More recently it has become medically accepted practice in geographical areas with a low prevalence of gastric cancer in young
individuals to look for infection in people who have symptoms attributable to peptic ulcer disease by non-invasive means,
thereby reducing the necessity for upper endoscopy, while providing appropriate treatment for infected individualsthe so-called 'test and treat strategy'. In addition to providing rapid, effective treatment for peptic ulcer disease and some patients with functional dyspepsia,
there is a large body of evidence for this strategy having an excellent cost-benefit. This management strategy will, according
to all available circumstantial evidence, reduce the incidence of long-term sequelae of infection, namely peptic ulcer and
gastric cancer.
Development of search and treat management strategies for H. pylori infection would appear to be the most logical progression from current practice. A search and treat strategy can be retrospective,
involving individuals with a history of peptic ulcer, and prospective, in that asymptomatic individuals at high risk of being
infected and suffering complications would be screened for infection, especially those with a strong family history of distal
gastric cancer. The widespread implementation of effective non-invasive diagnostic tests for H. pylori will facilitate such a development.

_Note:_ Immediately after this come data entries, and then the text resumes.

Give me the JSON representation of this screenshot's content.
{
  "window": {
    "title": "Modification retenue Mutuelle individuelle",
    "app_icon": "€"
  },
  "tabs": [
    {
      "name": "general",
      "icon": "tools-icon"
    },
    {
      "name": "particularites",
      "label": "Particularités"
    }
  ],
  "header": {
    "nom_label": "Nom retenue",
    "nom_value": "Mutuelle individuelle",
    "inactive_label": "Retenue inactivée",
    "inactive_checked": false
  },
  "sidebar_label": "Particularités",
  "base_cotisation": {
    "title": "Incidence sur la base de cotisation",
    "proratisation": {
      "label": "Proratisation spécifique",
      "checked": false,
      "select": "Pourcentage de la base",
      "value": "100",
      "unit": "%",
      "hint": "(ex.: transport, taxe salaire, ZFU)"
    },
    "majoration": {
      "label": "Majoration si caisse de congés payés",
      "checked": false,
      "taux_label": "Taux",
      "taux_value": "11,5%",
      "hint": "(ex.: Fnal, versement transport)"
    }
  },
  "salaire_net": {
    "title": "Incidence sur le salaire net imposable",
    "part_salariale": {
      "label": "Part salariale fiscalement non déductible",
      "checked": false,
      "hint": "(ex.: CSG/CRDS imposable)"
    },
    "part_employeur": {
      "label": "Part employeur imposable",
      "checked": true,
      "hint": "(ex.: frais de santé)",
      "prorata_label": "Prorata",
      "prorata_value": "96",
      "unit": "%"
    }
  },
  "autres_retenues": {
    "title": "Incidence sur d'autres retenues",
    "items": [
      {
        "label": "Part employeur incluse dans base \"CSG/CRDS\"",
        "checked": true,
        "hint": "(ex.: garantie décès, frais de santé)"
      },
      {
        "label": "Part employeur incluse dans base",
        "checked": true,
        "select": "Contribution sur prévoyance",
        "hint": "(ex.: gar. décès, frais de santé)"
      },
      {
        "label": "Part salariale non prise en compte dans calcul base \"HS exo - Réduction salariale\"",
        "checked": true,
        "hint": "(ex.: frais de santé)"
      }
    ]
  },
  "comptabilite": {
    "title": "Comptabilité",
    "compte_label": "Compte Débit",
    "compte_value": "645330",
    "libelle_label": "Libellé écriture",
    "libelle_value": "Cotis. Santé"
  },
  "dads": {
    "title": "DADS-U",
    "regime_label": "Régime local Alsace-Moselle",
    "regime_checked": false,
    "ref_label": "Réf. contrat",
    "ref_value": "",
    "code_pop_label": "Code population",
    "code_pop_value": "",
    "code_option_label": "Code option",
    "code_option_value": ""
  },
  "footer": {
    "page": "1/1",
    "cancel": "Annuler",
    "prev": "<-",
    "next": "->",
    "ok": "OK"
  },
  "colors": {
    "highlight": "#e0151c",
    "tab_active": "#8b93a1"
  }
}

The future with regard to NSAID-related gastroduodenal pathology appears to be almost upon us. The development of new anti-inflammatory
agents such as COX-2 inhibitors and their clinical application in a myriad of conditions should significantly reduce the incidence
of serious gastrointestinal complications. It has also become apparent that novel antiplatelet agents offer a viable alternative
for patients with ischemic heart disease and gastric side-effects from aspirin use, thereby alleviating a significant proportion
of the burden of gastrointestinal disease associated with its widespread usage. Future challenges do exist. Firstly, the cost
of these agents is substantial, and there is still need to optimize the strategies for the long-term use of PPIs as cytoprotectants.
It is necessary to identify cost-benefit models for clearly defined patient groups.